L’odierna operazione è svolta nell’ambito di un’attività di indagine delegata al Nucleo di Polizia Economico-Finanziaria della Guardia di Finanza di Bari, e che riguarda l’aggiudicazione nel 2024 e 2025 di due appalti pubblici di forniture per un ospedale del circondario, del valore complessivo di 1,3 milioni di euro, da parte dell’Azienda Sanitaria Locale di Bari alle due imprese.
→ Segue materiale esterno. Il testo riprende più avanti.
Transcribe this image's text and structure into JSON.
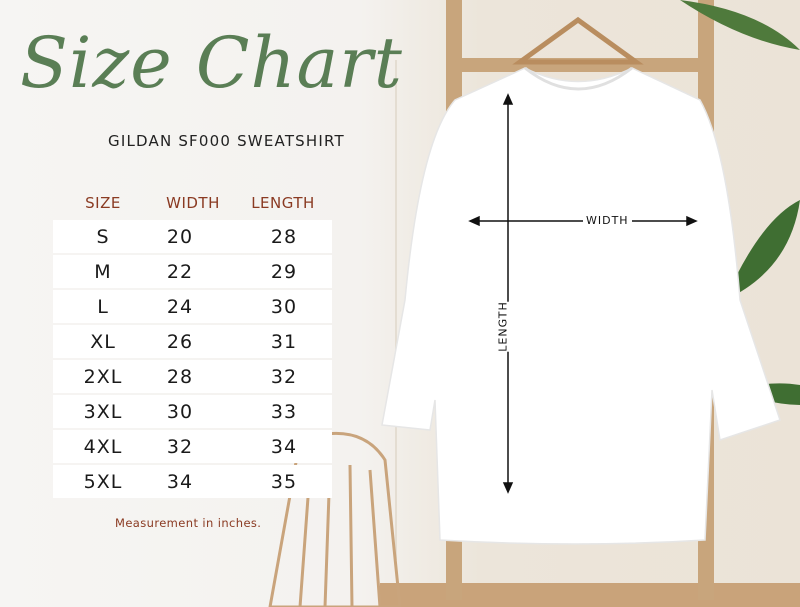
{
  "title": "Size Chart",
  "subtitle": "GILDAN SF000 SWEATSHIRT",
  "table": {
    "headers": [
      "SIZE",
      "WIDTH",
      "LENGTH"
    ],
    "rows": [
      [
        "S",
        "20",
        "28"
      ],
      [
        "M",
        "22",
        "29"
      ],
      [
        "L",
        "24",
        "30"
      ],
      [
        "XL",
        "26",
        "31"
      ],
      [
        "2XL",
        "28",
        "32"
      ],
      [
        "3XL",
        "30",
        "33"
      ],
      [
        "4XL",
        "32",
        "34"
      ],
      [
        "5XL",
        "34",
        "35"
      ]
    ]
  },
  "note": "Measurement in inches.",
  "diagram": {
    "width_label": "WIDTH",
    "length_label": "LENGTH"
  },
  "colors": {
    "title": "#5a7e55",
    "header": "#8a3a22",
    "shirt": "#ffffff"
  }
}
I destinatari del provvedimento di perquisizione sono indagati, in concorso tra loro e a vario titolo, per le ipotesi di corruzione per atto contrario ai doveri d’ufficio e turbata libertà degli incanti. I provvedimenti rientrano negli sviluppi del primo filone d’inchiesta che a novembre 2024 svelò un sistema pilotato di affidamento degli appalti, nella Asl Bari, a imprenditori amici in cambio di denaro e regali. Furono arrestate 10 persone, altre 7 erano indagate.
Tra gli arrestati, l’ex direttore dell’area tecnica della Asl, Nicola Sansolini, ritenuto il dominus dell’operazione. A seguito della misura cautelare, poi, il funzionario decise di collaborare con gli inquirenti e in un lungo interrogatorio, alla presenza del suo difensore, l’avvocato Antonio La Scala, illustrò agli investigatori il funzionamento del sistema corruttivo, aprendo anche nuovi fronti su cui indagare. Tra questi, quello che ha condotto alle perquisizioni di oggi.